Single non-consumable IAP unlocks the full catalog. Free tier shows the first 10 discovered app intents. Paywall appears when user tries to see intent #11 or configure an action. No subscription needed — this is a utility, not a service.
iPhone users on iOS 26 who are excited about Siri 2.0 and Apple Intelligence. They have 50–200 apps installed, they use Shortcuts at least occasionally, and they want to know how to make their existing apps work with the new AI-routing Siri before WWDC. Also: iOS developers who want to audit their own app's intent surface before submitting for WWDC editorial consideration.

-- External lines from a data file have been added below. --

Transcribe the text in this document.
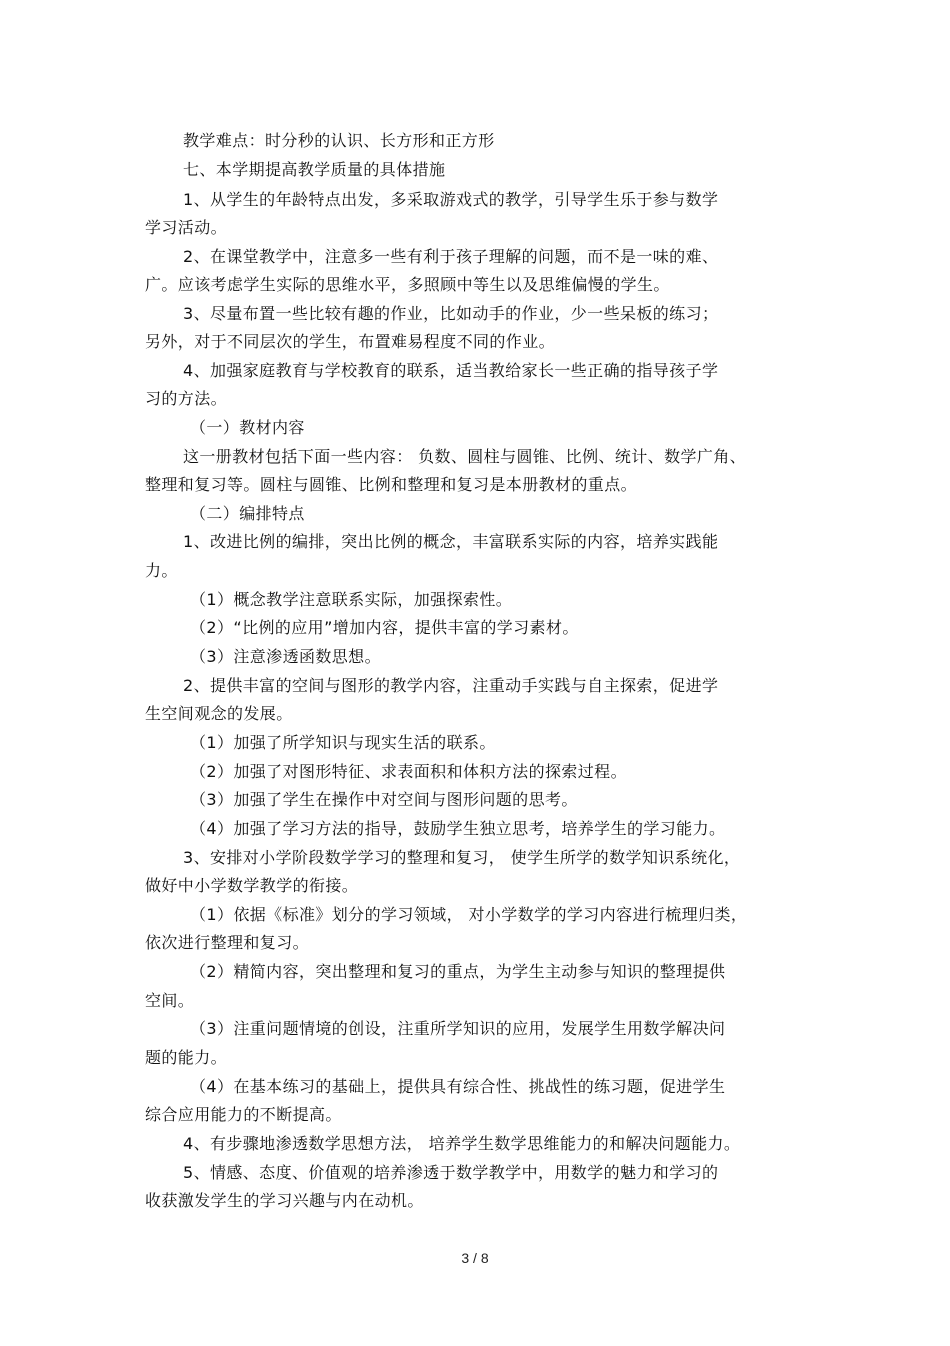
教学难点：时分秒的认识、长方形和正方形
七、本学期提高教学质量的具体措施
1、从学生的年龄特点出发，多采取游戏式的教学，引导学生乐于参与数学
学习活动。
2、在课堂教学中，注意多一些有利于孩子理解的问题，而不是一味的难、
广。应该考虑学生实际的思维水平，多照顾中等生以及思维偏慢的学生。
3、尽量布置一些比较有趣的作业，比如动手的作业，少一些呆板的练习；
另外，对于不同层次的学生，布置难易程度不同的作业。
4、加强家庭教育与学校教育的联系，适当教给家长一些正确的指导孩子学
习的方法。
（一）教材内容
这一册教材包括下面一些内容： 负数、圆柱与圆锥、比例、统计、数学广角、
整理和复习等。圆柱与圆锥、比例和整理和复习是本册教材的重点。
（二）编排特点
1、改进比例的编排，突出比例的概念，丰富联系实际的内容，培养实践能
力。
（1）概念教学注意联系实际，加强探索性。
（2）“比例的应用”增加内容，提供丰富的学习素材。
（3）注意渗透函数思想。
2、提供丰富的空间与图形的教学内容，注重动手实践与自主探索，促进学
生空间观念的发展。
（1）加强了所学知识与现实生活的联系。
（2）加强了对图形特征、求表面积和体积方法的探索过程。
（3）加强了学生在操作中对空间与图形问题的思考。
（4）加强了学习方法的指导，鼓励学生独立思考，培养学生的学习能力。
3、安排对小学阶段数学学习的整理和复习， 使学生所学的数学知识系统化，
做好中小学数学教学的衔接。
（1）依据《标准》划分的学习领域， 对小学数学的学习内容进行梳理归类，
依次进行整理和复习。
（2）精简内容，突出整理和复习的重点，为学生主动参与知识的整理提供
空间。
（3）注重问题情境的创设，注重所学知识的应用，发展学生用数学解决问
题的能力。
（4）在基本练习的基础上，提供具有综合性、挑战性的练习题，促进学生
综合应用能力的不断提高。
4、有步骤地渗透数学思想方法， 培养学生数学思维能力的和解决问题能力。
5、情感、态度、价值观的培养渗透于数学教学中，用数学的魅力和学习的
收获激发学生的学习兴趣与内在动机。
3 / 8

| # | Feature | Why It Matters | Session |
|---|---|---|---|
| 1 | App Intents Catalog — scan all installed apps and list every exposed App Intent with human-readable descriptions | This IS the product. Without a complete, browsable catalog, there's no reason to exist. This is the zero-competitor feature. | S2 |
| 2 | One-tap Shortcut Creation — from any discovered intent, tap to create a Shortcuts action pre-configured with that intent | Closes the loop from discovery to activation. Users don't just learn — they do. This is the retention driver that justifies $4.99. | S5 |
| 3 | Siri-Ready Score Badge — show each installed app a score (0–100) based on how many App Intents it exposes and their quality | Gamification + shareability. "My apps are 73% Siri-Ready" is a tweet. Creates organic social marketing before and during WWDC. | S5 |
| 4 | Natural Language Intent Search — type "remind me when I get home" and see which apps have intents that match | Foundation Models (iOS 26 on-device) power this. Showcases Apple Intelligence integration — key for editorial consideration as an "AI App." | S6 |
| 5 | WWDC Countdown + Editorial Readiness Checklist — show developers which of their own app's intents are likely to qualify for AI App editorial | Dual audience: consumer discovery + developer validation tool. Developers will share this. Positions SiriReady as authoritative before WWDC. | S7 |
The core feature — cataloging which installed apps expose App Intents — may require private or undocumented APIs. The public AppIntentsPackage and AppShortcutsProvider protocols are designed for an app to declare its OWN intents, not to enumerate another app's intents. If cross-app App Intents enumeration is not possible via App Review-safe public API, the MVP must pivot to a curated static database (manually researching top 500 apps' intent support) or a developer-submission model. Validate this in Session 1 before committing any further build time. This single technical question is the key go/no-go gate.